Denise Thompson refused to let the miles between her North Valley home and the East Coast tragedy deter her. As a runner and owner of YogiRunner Wellness Coaching, Denise decided to organize a community event to show the Sandy Hook community that Phoenix cares.


On a rainy Sunday in late January, over 50 people of all ages gathered at Max Muscle on Carefree Highway to honor the victims of Sandy Hook Elementary. Together, they joined in an emotional candlelight vigil, reading off the names of each victim as the song “Somewhere Over the Rainbow,” recorded by Sandy Hook tragedy survivors, resonated throughout the room with somber hope. The mission remained sober, but the mood lightened as the group headed down the road for a 5K run.


Children ran alongside their parents, and neighbors shared laughter and camaraderie as a small sea of green and white – the colors of Sandy Hook Elementary – made its way south along 27th Avenue and down North Valley Parkway before looping around for the return. Among the runners were the principal of Ridgeline Academy, as well as several teachers who wanted to show their support.

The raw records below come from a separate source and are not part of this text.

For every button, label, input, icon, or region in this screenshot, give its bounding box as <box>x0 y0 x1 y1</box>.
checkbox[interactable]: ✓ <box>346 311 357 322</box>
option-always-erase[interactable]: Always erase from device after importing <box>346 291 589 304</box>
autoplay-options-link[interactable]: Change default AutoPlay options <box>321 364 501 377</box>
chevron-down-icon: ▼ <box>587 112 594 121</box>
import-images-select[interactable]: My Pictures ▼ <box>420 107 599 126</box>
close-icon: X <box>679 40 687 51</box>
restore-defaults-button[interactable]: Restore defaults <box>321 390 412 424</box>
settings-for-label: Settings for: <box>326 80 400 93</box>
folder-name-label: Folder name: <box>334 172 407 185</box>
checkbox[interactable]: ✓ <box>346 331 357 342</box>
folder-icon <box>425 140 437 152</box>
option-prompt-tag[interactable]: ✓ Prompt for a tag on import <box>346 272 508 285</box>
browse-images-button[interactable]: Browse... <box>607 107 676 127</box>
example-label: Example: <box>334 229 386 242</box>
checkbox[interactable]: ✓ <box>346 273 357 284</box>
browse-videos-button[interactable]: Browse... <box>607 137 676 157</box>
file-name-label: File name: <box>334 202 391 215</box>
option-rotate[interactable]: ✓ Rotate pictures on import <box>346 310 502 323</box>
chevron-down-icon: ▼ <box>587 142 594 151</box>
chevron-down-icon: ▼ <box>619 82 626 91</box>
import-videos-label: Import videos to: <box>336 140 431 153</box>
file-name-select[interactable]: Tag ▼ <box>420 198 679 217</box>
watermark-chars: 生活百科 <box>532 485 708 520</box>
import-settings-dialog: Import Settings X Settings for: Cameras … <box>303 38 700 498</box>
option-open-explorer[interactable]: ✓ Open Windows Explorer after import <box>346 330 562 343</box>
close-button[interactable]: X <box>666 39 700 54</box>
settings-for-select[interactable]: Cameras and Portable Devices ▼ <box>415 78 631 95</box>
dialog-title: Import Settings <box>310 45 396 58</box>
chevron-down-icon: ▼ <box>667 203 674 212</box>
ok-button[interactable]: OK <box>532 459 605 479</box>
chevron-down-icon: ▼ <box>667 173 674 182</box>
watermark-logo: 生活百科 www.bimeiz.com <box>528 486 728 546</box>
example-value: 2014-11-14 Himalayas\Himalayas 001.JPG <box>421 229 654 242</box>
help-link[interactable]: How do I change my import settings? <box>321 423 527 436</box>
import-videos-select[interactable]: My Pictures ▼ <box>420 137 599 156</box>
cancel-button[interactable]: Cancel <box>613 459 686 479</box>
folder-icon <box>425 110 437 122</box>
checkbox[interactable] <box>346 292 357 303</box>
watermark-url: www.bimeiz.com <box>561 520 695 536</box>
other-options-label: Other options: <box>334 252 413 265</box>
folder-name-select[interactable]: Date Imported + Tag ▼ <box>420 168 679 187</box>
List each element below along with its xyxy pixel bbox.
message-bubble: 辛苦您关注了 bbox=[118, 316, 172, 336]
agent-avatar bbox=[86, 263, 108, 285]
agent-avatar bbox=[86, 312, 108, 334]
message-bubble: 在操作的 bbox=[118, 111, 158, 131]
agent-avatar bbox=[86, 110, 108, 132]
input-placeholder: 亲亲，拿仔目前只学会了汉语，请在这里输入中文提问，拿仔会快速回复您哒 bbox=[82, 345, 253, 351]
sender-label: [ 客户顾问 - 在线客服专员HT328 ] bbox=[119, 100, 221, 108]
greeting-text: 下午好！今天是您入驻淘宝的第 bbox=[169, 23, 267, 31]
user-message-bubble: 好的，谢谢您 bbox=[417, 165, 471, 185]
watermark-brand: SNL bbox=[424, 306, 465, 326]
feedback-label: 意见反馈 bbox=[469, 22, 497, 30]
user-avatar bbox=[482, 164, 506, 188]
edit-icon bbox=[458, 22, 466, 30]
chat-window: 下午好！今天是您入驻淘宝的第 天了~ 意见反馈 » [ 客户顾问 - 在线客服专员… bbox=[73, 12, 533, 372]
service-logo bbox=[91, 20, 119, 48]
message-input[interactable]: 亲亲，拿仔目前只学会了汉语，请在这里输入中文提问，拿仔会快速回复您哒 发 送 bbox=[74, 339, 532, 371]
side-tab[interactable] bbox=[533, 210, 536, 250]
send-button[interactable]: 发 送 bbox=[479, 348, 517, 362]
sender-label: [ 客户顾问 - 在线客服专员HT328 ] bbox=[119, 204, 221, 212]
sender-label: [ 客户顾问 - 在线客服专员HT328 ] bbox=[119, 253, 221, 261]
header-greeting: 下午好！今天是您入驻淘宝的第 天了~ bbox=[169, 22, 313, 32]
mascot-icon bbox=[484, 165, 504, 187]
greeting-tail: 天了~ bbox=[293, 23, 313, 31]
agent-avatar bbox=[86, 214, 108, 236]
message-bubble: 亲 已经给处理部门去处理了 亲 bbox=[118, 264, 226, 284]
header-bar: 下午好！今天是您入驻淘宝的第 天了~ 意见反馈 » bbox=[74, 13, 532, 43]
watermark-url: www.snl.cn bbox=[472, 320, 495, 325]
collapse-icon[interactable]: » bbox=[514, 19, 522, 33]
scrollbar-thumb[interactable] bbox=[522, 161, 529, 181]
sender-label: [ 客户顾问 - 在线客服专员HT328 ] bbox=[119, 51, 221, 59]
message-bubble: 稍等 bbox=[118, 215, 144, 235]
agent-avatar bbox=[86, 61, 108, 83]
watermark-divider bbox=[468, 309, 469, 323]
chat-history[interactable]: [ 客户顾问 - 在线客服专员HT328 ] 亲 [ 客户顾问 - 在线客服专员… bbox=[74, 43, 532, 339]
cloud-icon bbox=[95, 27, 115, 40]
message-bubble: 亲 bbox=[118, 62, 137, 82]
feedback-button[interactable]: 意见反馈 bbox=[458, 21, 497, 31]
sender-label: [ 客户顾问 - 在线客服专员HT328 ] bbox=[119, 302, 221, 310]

Also among the runners was Holly Jeppeson, who shared a painful bond with so many Sandy Hook Elementary parents. “We lost a son in a car accident,” she explained. “When Sandy Hook happened, it struck me to the core. I couldn’t even think about watching the news; I could relate on a different level. Then I realized I had to show these parents they had support. I know all too well what it’s like to feel this helpless.”


Holly’s 13-year-old daughter Allie got involved too, creating posters, ribbons and fliers to spread the word. “I loved getting involved!” she said. “It was such a great feeling to know that I was helping other kids.”


As parents of a six-year-old, Korine and Mike Leibman were also passionate about the cause. “It felt good to donate and do something positive for those who were in dire need of feeling love and support. It was fun to do with our family, and it felt good to see the community come together for the good of others,” Korine said.


Proceeds from runners’ $20 entry fees and from prize drawings held for restaurant gift cards, fitness coaching packages, massage, hair products and more, all donated by local businesses, will benefit survivors of the Sandy Hook Elementary shooting. Also included in the area contribution is money collected by a local family, friends of a relative of six-year-old Sandy Hook Elementary shooting victim Caroline Previdi. They sold green rubber bracelets for $5 each in memory of the little girl, and her classmates and teachers who died.


Support from North Valley families, combined with the efforts of thousands of others across the nation and the world, is shining a light in the darkness for so many in Newtown, Connecticut. It will not be the utter and complete senselessness of the tragedy that we will hold on to. It will be the hope and humanity that, stranger to stranger, brought us all together, and encouraged us to reach out to one another in a time of need.


“The coming together of our community was a true testament of compassion, generosity and love. Thank you to all participants who took time out of their day and money out of their wallets to make a difference,” said Denise. “It was so special that even my nine-year old son was given the opportunity to feel like he was actually doing something to support those affected by this tragedy.


“Learning that we can do something to make a difference, even when we feel helpless, is one of the greatest lessons we can receive.”